My son was happy that his team (him and a girl in his class) broke the 7th grade record (at his school) for building the tallest tower out of a few sheets of paper and a certain length of tape. They won the first day breaking the record. Today when competing, others broke their record, but they managed to win by making their new one even taller. Part of their success was my sons making a coiled (think chinese finger cufflinks) paper telescoping roll. So my son’s hours of goofing off in school the last few years making origami items has paid off. I give credit to his teammate that came up with the other good idea design plan. Both of them should get extra credit for teamwork. I don’t understand why they were doing this in computer class. It must be what to do when your computer is offline.

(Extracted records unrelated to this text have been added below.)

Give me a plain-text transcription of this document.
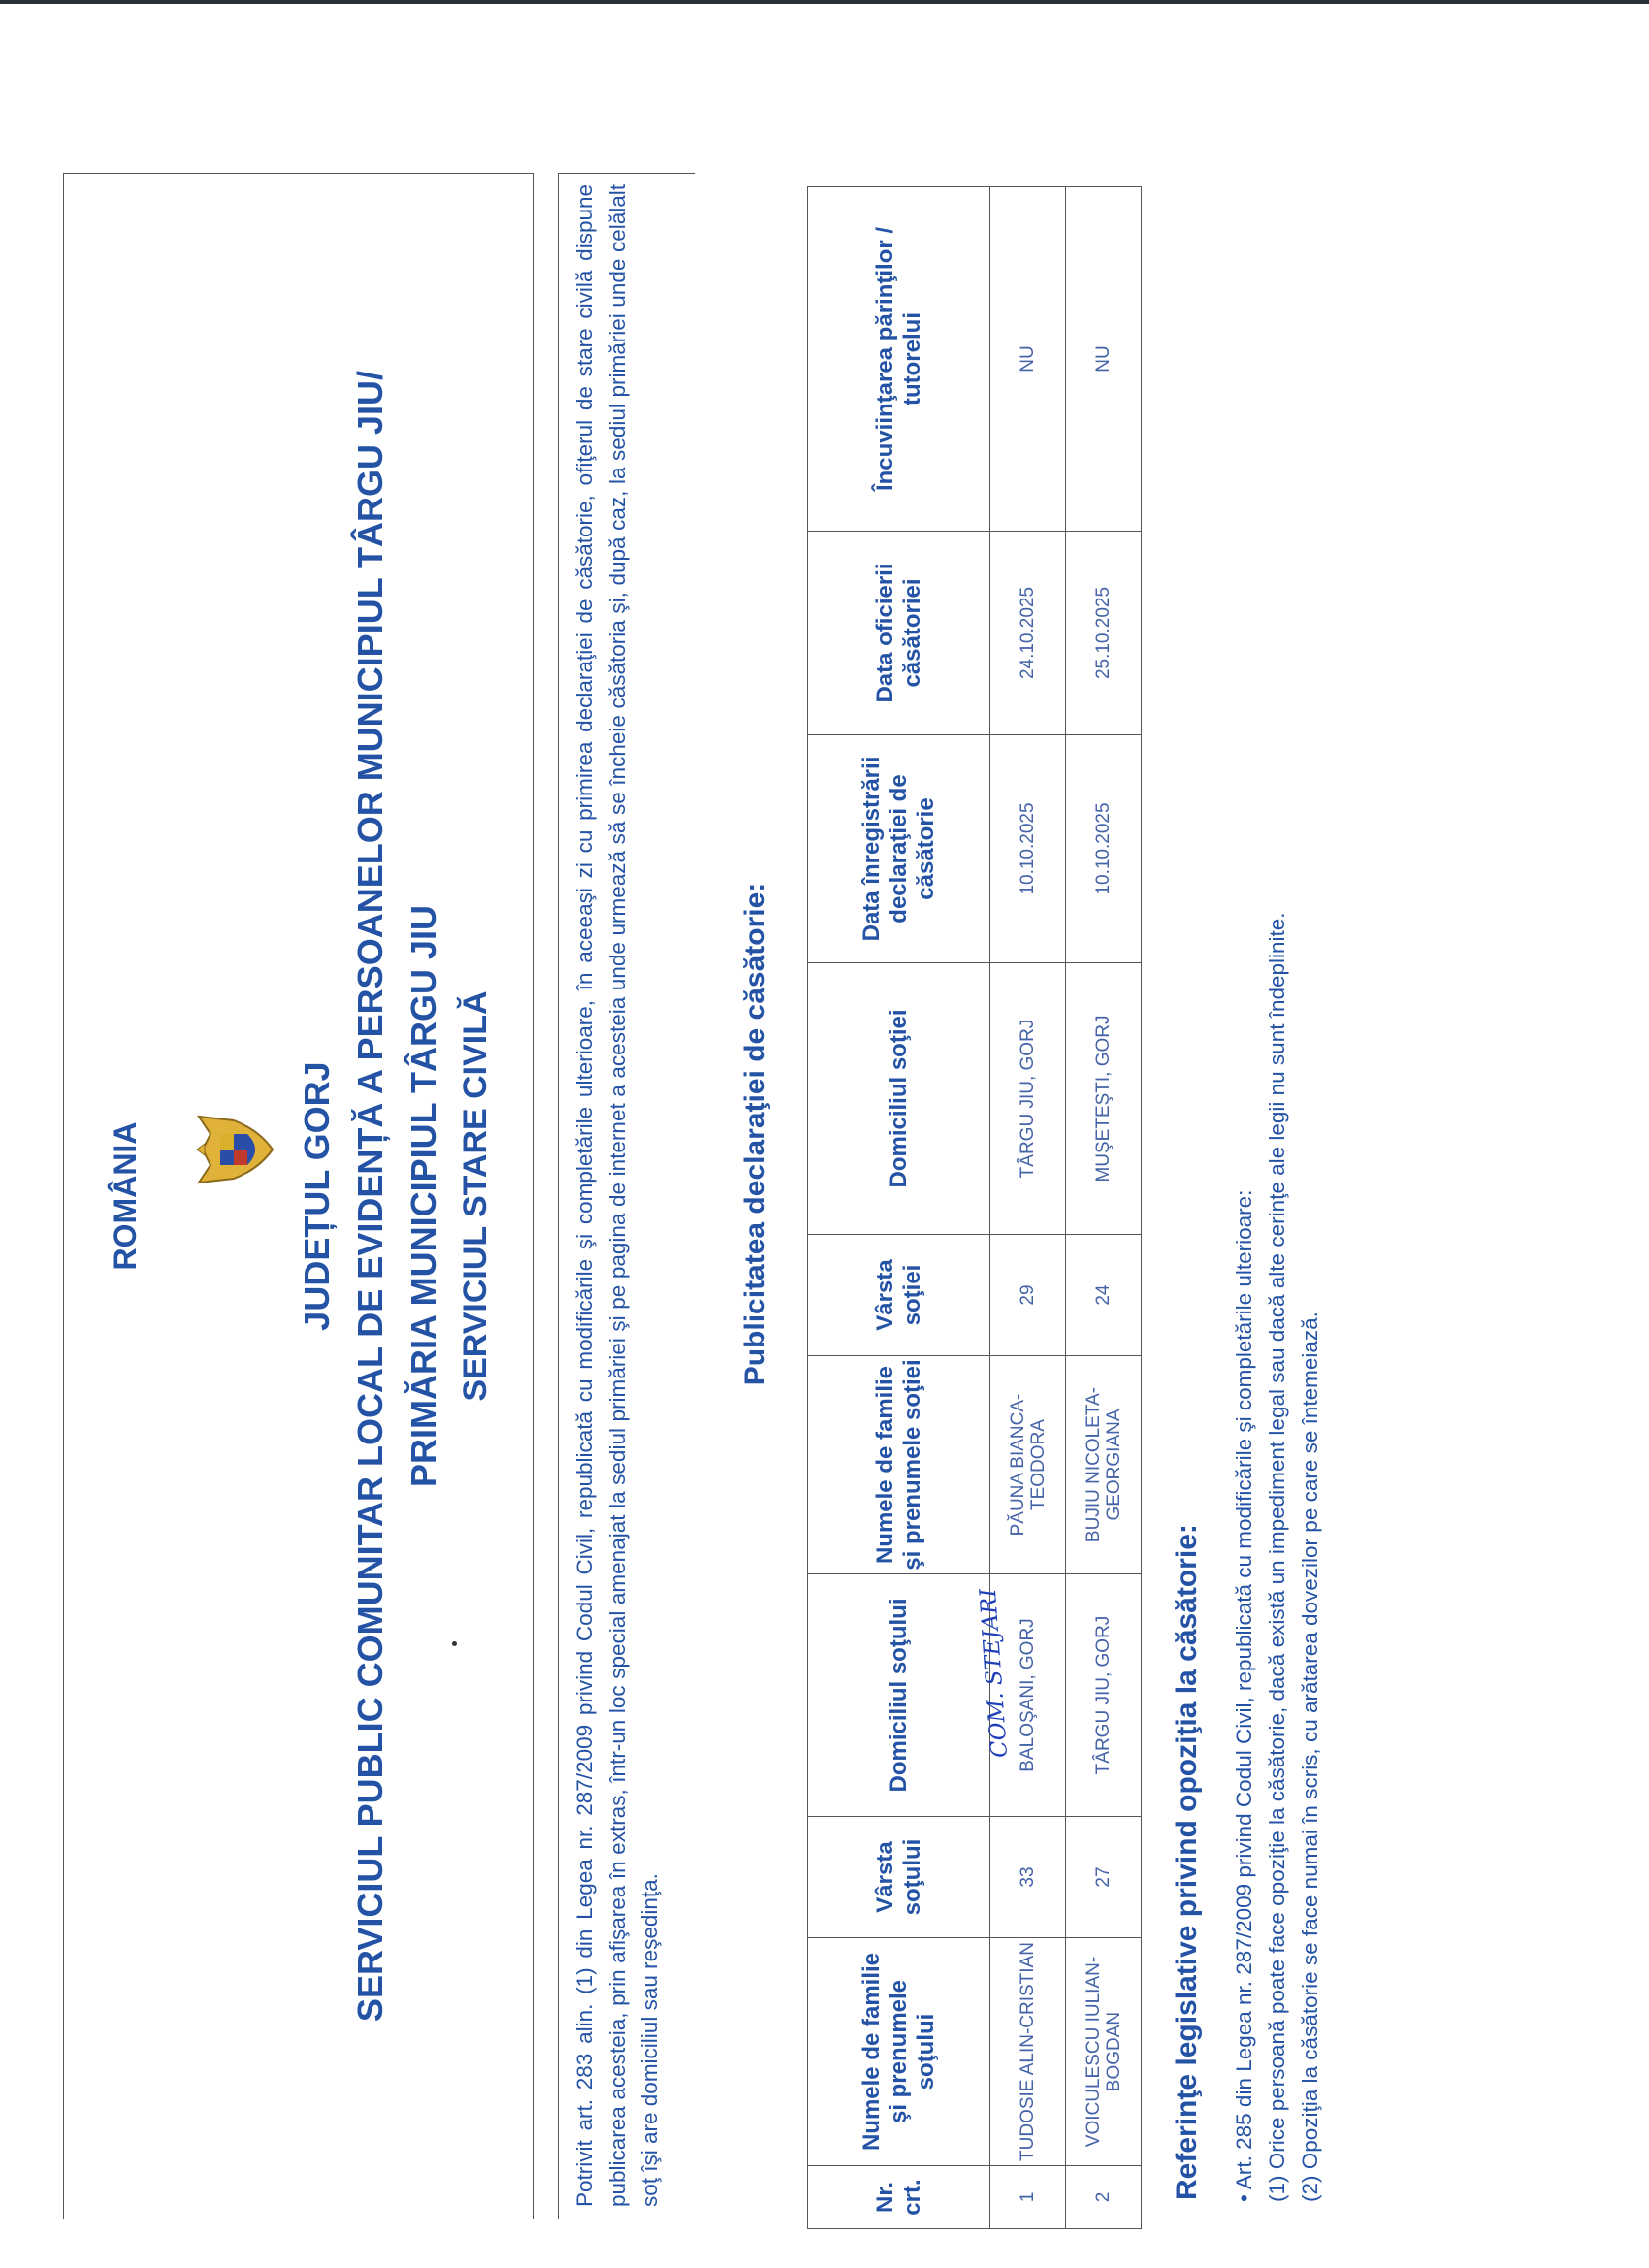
ROMÂNIA	JUDEȚUL GORJ SERVICIUL PUBLIC COMUNITAR LOCAL DE EVIDENȚĂ A PERSOANELOR MUNICIPIUL TÂRGU JIU/ PRIMĂRIA MUNICIPIUL TÂRGU JIU SERVICIUL STARE CIVILĂ	Potrivit art. 283 alin. (1) din Legea nr. 287/2009 privind Codul Civil, republicată cu modificările şi completările ulterioare, în aceeaşi zi cu primirea declaraţiei de căsătorie, ofiţerul de stare civilă dispune publicarea acesteia, prin afişarea în extras, într-un loc special amenajat la sediul primăriei şi pe pagina de internet a acesteia unde urmează să se încheie căsătoria şi, după caz, la sediul primăriei unde celălalt soţ îşi are domiciliul sau reşedinţa.
Publicitatea declaraţiei de căsătorie:
Nr. crt.	Numele de familie şi prenumele soţului	Vârsta soţului	Domiciliul soţului	Numele de familie şi prenumele soţiei	Vârsta soţiei	Domiciliul soţiei	Data înregistrării declaraţiei de căsătorie	Data oficierii căsătoriei	Încuviinţarea părinţilor / tutorelui
1	TUDOSIE ALIN-CRISTIAN	33	COM. STEJARI BALOŞANI, GORJ	PĂUNA BIANCA-TEODORA	29	TÂRGU JIU, GORJ	10.10.2025	24.10.2025	NU
2	VOICULESCU IULIAN-BOGDAN	27	TÂRGU JIU, GORJ	BUJIU NICOLETA-GEORGIANA	24	MUŞETEŞTI, GORJ	10.10.2025	25.10.2025	NU
Referinţe legislative privind opoziţia la căsătorie: • Art. 285 din Legea nr. 287/2009 privind Codul Civil, republicată cu modificările şi completările ulterioare: (1) Orice persoană poate face opoziţie la căsătorie, dacă există un impediment legal sau dacă alte cerinţe ale legii nu sunt îndeplinite. (2) Opoziţia la căsătorie se face numai în scris, cu arătarea dovezilor pe care se întemeiază.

Pardon me, do you have any grey poupon?
Pardon me, do you have any grey poupon?

Bite me Sunshine

IMG_4732I am back on the downward spiral. The plumber came and it is nothing but bad news and money down the toilet, literally. My town is going to install sewers in two years. That is a long time to hold it. My arm hurts from shopping, thinking about carrying laundry to my car is making it hurt more. I refuse to make hurried decisions. I don’t like any of my choices. I just need a flipping miracle. I need a good nights sleep.

 

Shame on All Companies Customer Service

After waiting for a plumber to not show up at the time I scheduled for today, I was told my appointment does not show in their system. Mmmm, miscommunication again. I am not letting my blood pressure go up. I can feel it did a little. I ask, why always me? They say I never called, they came I was not here, or something out of their bag on canned excuses. Wether it is a former or current phone service, my former sattelite service, the electric company, my former mortgage bank, now the plumber my calls are like whispers into the wind. I am so patient. Tomorrow, I will be roaring mad if they don’t show up. Without my morning nap I will be ruthless.